Focus on Your Subject

Especially when handholding a camera, autofocus points might land on an object closer or farther away from your intended subject. This can result in an unimportant element in sharp focus, while your subject isn’t sharp.

There are three main ways to avoid this:
-1- Use manual focus. This allows you to choose what will be sharpest in your image, even if you recompose or your camera moves, as long as you remain the same distance from your subject.
-2- Put camera on a tripod, then move your autofocusing point until it’s on your intended subject.
-3- If handholding, autofocus on your intended subject, press your focus lock button, and recompose.

Your intended subject should be in focus. For this pair of photographs, the camera was on a tripod. In this first image, the autofocus point latched onto the black cable shield in the foreground. This caused the axle and wrapped tire behind it to be soft. (Click on image to enlarge, then back arrow to return.)

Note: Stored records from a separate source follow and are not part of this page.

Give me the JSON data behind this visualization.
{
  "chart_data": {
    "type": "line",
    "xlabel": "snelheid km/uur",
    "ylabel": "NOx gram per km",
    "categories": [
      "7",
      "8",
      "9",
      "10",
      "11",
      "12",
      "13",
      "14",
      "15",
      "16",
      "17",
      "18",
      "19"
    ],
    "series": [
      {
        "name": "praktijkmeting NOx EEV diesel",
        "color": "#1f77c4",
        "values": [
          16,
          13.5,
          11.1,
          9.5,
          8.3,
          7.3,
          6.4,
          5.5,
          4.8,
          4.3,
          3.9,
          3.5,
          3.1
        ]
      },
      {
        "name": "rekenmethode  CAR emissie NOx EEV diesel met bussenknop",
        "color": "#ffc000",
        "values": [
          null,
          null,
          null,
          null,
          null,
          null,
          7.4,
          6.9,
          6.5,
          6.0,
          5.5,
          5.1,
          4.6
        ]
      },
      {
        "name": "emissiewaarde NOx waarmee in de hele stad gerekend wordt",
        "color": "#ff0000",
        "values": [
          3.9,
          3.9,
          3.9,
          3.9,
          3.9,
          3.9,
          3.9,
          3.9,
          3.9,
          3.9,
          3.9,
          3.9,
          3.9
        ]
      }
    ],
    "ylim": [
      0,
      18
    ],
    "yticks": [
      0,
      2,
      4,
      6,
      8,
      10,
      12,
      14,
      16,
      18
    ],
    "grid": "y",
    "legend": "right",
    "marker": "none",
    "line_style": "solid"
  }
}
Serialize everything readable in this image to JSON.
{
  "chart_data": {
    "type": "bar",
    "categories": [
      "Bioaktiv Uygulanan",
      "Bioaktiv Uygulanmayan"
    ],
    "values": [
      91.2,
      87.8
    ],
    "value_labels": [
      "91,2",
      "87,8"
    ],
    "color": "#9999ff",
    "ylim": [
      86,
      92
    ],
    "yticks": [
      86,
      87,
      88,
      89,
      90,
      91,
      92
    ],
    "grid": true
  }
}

Focus on black cable wrap in foreground, not on axle or wrapped tire. (Nikon 24-70 mm f/2.8E lens at 50 mm on Nikon D850.)
For this second image, the focus point was moved off the cable wrap and onto the axle and wrapped tire.
Focus on axle and wrapped tire, not black cable wrap in foreground. (Nikon 24-70 mm f/2.8E lens at 50 mm on Nikon D850.)
Which photograph is correct? Depends on whether the subject is the black cable wrap or the tire and axle. Make sure you focus where you intend.